Bantahan untuk Orang Musyrik (4): Orang Musyrik Ternyata Rajin Ibadah
- Kategori: Aqidah
- Dilihat: 5713
Sama dengan pelaku kesyirikan saat ini, di antara mereka adalah orang yang rajin ibadah, jidatnya "ireng" (hitam) atau bahkan sudah menunaikan ibadah haji sampai berulang kali, juga bergelar pemuka atau tokoh agama. Namun mereka telah salah jalan karena teganya menduakan Allah dalam ibadah.

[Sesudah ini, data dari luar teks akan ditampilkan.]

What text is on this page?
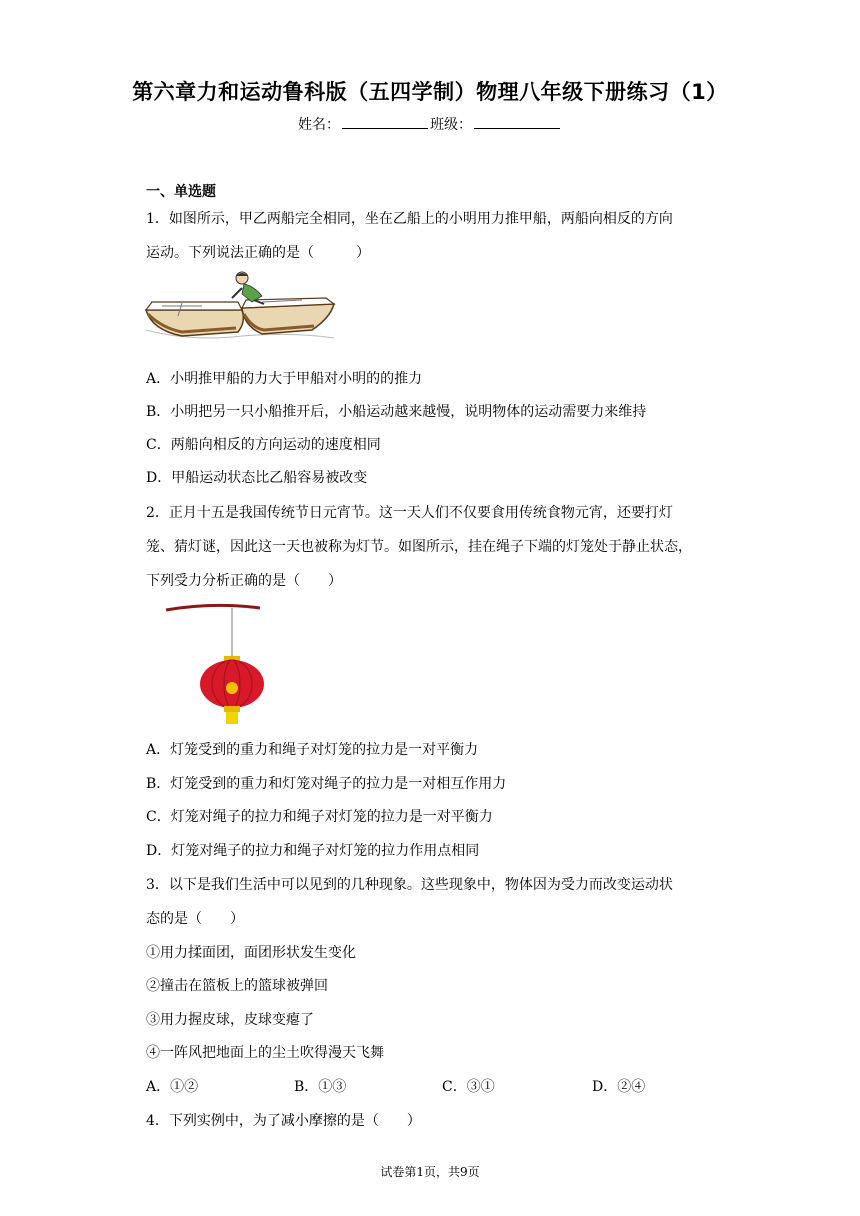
第六章力和运动鲁科版（五四学制）物理八年级下册练习（1）
姓名：	班级：
一、单选题
1．如图所示，甲乙两船完全相同，坐在乙船上的小明用力推甲船，两船向相反的方向
运动。下列说法正确的是（　　　）
A．小明推甲船的力大于甲船对小明的的推力
B．小明把另一只小船推开后，小船运动越来越慢，说明物体的运动需要力来维持
C．两船向相反的方向运动的速度相同
D．甲船运动状态比乙船容易被改变
2．正月十五是我国传统节日元宵节。这一天人们不仅要食用传统食物元宵，还要打灯
笼、猜灯谜，因此这一天也被称为灯节。如图所示，挂在绳子下端的灯笼处于静止状态，
下列受力分析正确的是（　　）
A．灯笼受到的重力和绳子对灯笼的拉力是一对平衡力
B．灯笼受到的重力和灯笼对绳子的拉力是一对相互作用力
C．灯笼对绳子的拉力和绳子对灯笼的拉力是一对平衡力
D．灯笼对绳子的拉力和绳子对灯笼的拉力作用点相同
3．以下是我们生活中可以见到的几种现象。这些现象中，物体因为受力而改变运动状
态的是（　　）
①用力揉面团，面团形状发生变化
②撞击在篮板上的篮球被弹回
③用力握皮球，皮球变瘪了
④一阵风把地面上的尘土吹得漫天飞舞
A．①②	B．①③	C．③①	D．②④
4．下列实例中，为了减小摩擦的是（　　）
试卷第1页，共9页
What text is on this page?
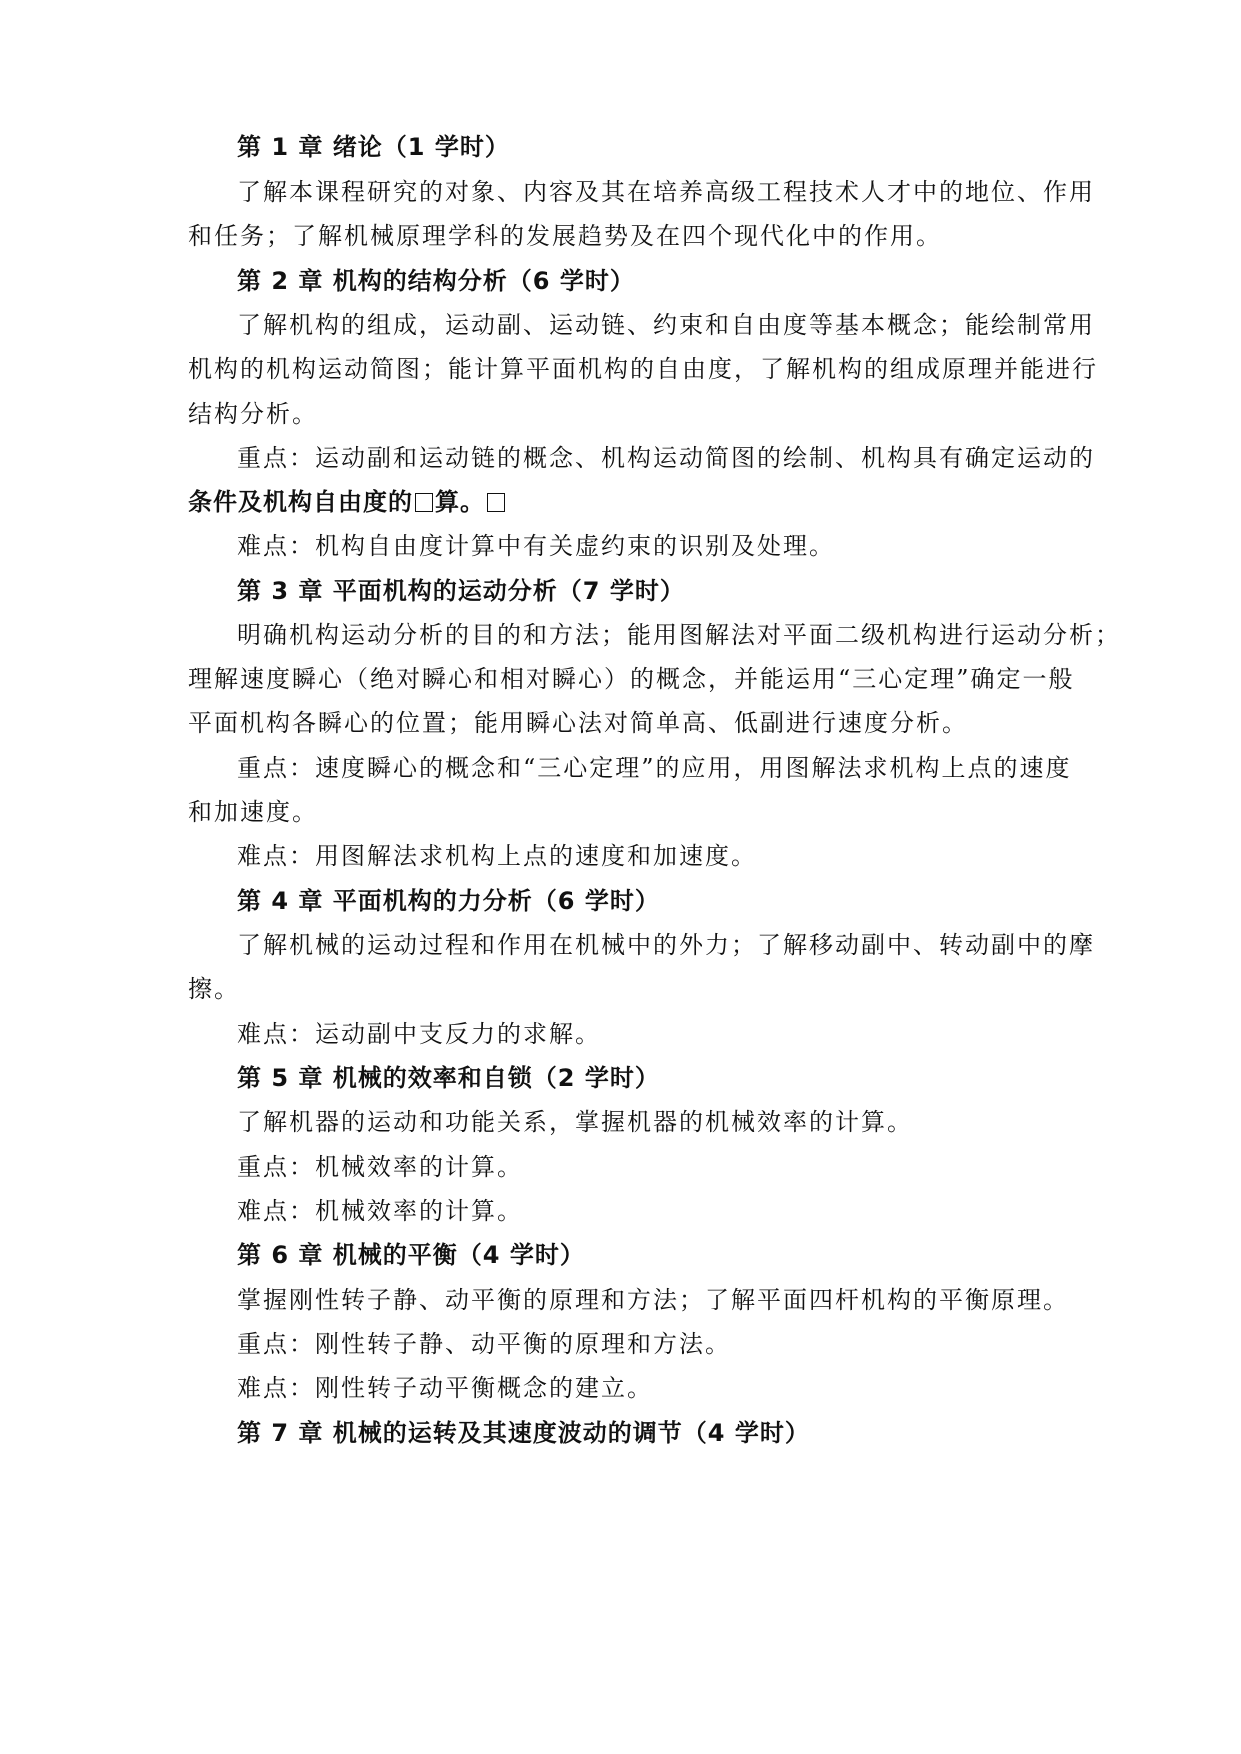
第 1 章 绪论（1 学时）
了解本课程研究的对象、内容及其在培养高级工程技术人才中的地位、作用
和任务；了解机械原理学科的发展趋势及在四个现代化中的作用。
第 2 章 机构的结构分析（6 学时）
了解机构的组成，运动副、运动链、约束和自由度等基本概念；能绘制常用
机构的机构运动简图；能计算平面机构的自由度，了解机构的组成原理并能进行
结构分析。
重点：运动副和运动链的概念、机构运动简图的绘制、机构具有确定运动的
条件及机构自由度的 算。
难点：机构自由度计算中有关虚约束的识别及处理。
第 3 章 平面机构的运动分析（7 学时）
明确机构运动分析的目的和方法；能用图解法对平面二级机构进行运动分析；
理解速度瞬心（绝对瞬心和相对瞬心）的概念，并能运用“三心定理”确定一般
平面机构各瞬心的位置；能用瞬心法对简单高、低副进行速度分析。
重点：速度瞬心的概念和“三心定理”的应用，用图解法求机构上点的速度
和加速度。
难点：用图解法求机构上点的速度和加速度。
第 4 章 平面机构的力分析（6 学时）
了解机械的运动过程和作用在机械中的外力；了解移动副中、转动副中的摩
擦。
难点：运动副中支反力的求解。
第 5 章 机械的效率和自锁（2 学时）
了解机器的运动和功能关系，掌握机器的机械效率的计算。
重点：机械效率的计算。
难点：机械效率的计算。
第 6 章 机械的平衡（4 学时）
掌握刚性转子静、动平衡的原理和方法；了解平面四杆机构的平衡原理。
重点：刚性转子静、动平衡的原理和方法。
难点：刚性转子动平衡概念的建立。
第 7 章 机械的运转及其速度波动的调节（4 学时）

Syaikh Muhammad At Tamimi rahimahullah berkata, "Rasulullah -shallallahu 'alaihi wa sallam- diutus di tengah-tengah kaum yang rajin ibadah, berhaji dan rajin bersedekah serta rajin berdzikir pada Allah. Akan tetapi, mereka menjadikan sebagian makhluk perantara antara diri mereka dengan Allah. Mereka berkata, "Kami ingin mendekatkan diri pada Allah dan kami ingin syafa'at mereka di sisi Allah." Mereka yang dimintai syafa'at itu adalah para malaikat, 'Isa, Maryam, dan orang sholih lainnya." (*)
Ini penggalan keempat dari pernyataan Syaikh Muhammad rahimahullah dalam risalah beliau Kasyfu Syubuhaat.
Orang Musyrik Ternyata Rajin Ibadah
Memang benar orang jahiliyah di masa silam adalah orang yang rajin ibadah. Di antara mereka adalah orang yang rajin berpuasa, mereka pun rajin shalat, mereka pun orang yang rajin berdo'a, bahkan mereka pun berhaji. Mereka juga menunaikan zakat, sedekah, rajin menjalin hubungan dengan kerabat (baca: silaturahim), dan suka berqurban. Mereka pun mendekatkan diri pada Allah dengan melakukan thawaf, menyendiri untuk ibadah (tahannuts), i'tikaf, dan bersuci dari hadits besar serta selain itu.
Mereka tidak hanya punya i'tiqod (keyakinan) bahwa Allah adalah pencipta dan memiliki sifat-sifat rububiyah yang lain, itu saja. Namun mereka juga beribadah pada Allah dengan shalat, zakat, haji dan puasa. Sebagaimana disebutkan oleh Syaikh Muhammad rahimahullah bahwa mereka itu melakukan haji dan rajin bersedekah.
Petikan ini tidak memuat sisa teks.